BDI Bundesverband der Dt. Industrie

BDI-Präsident Rogowski: Hohe Löhnabschlüsse sind kein Konjunkturmotor

    Heidenheim (ots) -
                                        Sperrfrist 18.00 Uhr
    
    "Mit hohen Lohnabschlüssen die Binnennachfrage nachhaltig stärken
zu wollen, wie es die Gewerkschaften fordern, ist völlig
unwirtschaftlich", erklärte der Präsident des Bundesverbandes der
Deutschen Industrie (BDI), Michael Rogowski, anlässlich des
Jahresempfanges der IHK Ostwürttemberg in seiner Heimatstadt
Heidenheim. "Denn der Kaufkrafteffekt einer Lohnerhöhung ist,
verglichen mit den Kosten, die sie im Unternehmen auslöst, viel zu
gering."
    
    "Eine Lohnerhöhung von 100 EUR kostet den Betrieb mindestens 120
EUR, denn auf den Lohn werden noch Arbeitgeberbeiträge zur
Sozialversicherung bezahlt. Jedoch beim Arbeitnehmer kommen nur 51
EUR netto an", rechnete Rogowski vor. Der Rest fließe in Steuern und
Sozialabgaben. Ein Teil des Nettolohns werde gespart, ein anderer
Teil für ausländische Waren und Dienstleistungen, vor allem
Auslandsreisen, ausgegeben.
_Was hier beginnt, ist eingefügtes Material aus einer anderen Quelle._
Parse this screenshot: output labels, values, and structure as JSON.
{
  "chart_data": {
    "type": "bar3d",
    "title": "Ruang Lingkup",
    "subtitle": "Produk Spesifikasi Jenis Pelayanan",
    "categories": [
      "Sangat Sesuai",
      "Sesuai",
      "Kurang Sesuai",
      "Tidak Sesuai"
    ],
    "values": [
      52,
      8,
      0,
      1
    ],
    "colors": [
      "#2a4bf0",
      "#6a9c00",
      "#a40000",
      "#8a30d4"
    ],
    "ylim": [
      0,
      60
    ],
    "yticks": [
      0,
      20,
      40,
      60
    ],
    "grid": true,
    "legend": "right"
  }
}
Damit blieben zur Nachfrage nach
inländischen Gütern im Schnitt nur 34 EUR.
    
    "In die heimische Wirtschaft fließt also kurzfristig nur ein
Bruchteil von dem, was der Arbeitgeber mehr bezahlen muss. Mit dieser
Milchmädchenrechnung der Kaufkrafttheorie kann man die Wirtschaft
bestimmt nicht ankurbeln! Was wir brauchen, sind Anreize für mehr
Investitionen, nicht durch Konjunkturprogramme, sondern durch
attraktivere Rahmenbedingungen", forderte der BDI-Präsident.
    
    Es sei zwar verständlich, dass sich die Arbeitnehmer einen Teil
dessen zurückholen wollten, was der Staat ihnen mit immer höheren
Energieabgaben und steigenden Sozialabgaben aus der Tasche ziehe. Die
Unternehmen seien dafür aber nicht der geeignete Adressat. "Zudem
darf man sich bei den Lohnverhandlungen nicht an den Spitzenreitern
einer ganzen Branche orientieren", forderte Rogowski. "Was wir
brauchen, sind viel differenziertere Tarifabschlüsse - differenziert
nicht nur nach Branchen und Regionen. Die Abschlüsse müssen stärker
die Ertragslage der jeweiligen Unternehmen berücksichtigen." Ein
Drittel der mittelständischen Unternehmen habe selbst im guten Jahr
2000 keine Gewinne ausweisen können, betonte Rogowski. "Deshalb
brauchen wir eine Aufteilung zwischen Grundentlohnung und
unternehmensbezogenen Komponenten." Die Grundentlohnung sollte sich
am strukturellen Produktivitätsfortschritt ausrichten. Dazu käme eine
ertragsabhängige Lohnkomponente, die in den Betrieben ausgehandelt
werden müsste.
    
    Zur Situation am Arbeitsmarkt kritisierte Rogowski, dass alle
Empfehlungen der Experten in den Wind geschlagen würden. Die im
Bündnis für Arbeit beauftragte Studie einer Benchmarking-Gruppe komme
zum Ergebnis, dass ohne eine umfassende Flexibilisierung des
Arbeitsmarktes kein Wachstum der Beschäftigung möglich sei. "Doch
Regierung und Gewerkschaften ignorieren diese Studie weitgehend", so
der BDI-Präsident. Für fast alle Maßnahmen der Regierung in der
Arbeitsmarktpolitik gelte: "Das Glas ist weder halb voll noch halb
leer. Es ist randvoll - leider mit Bremsflüssigkeit statt mit Sprit!"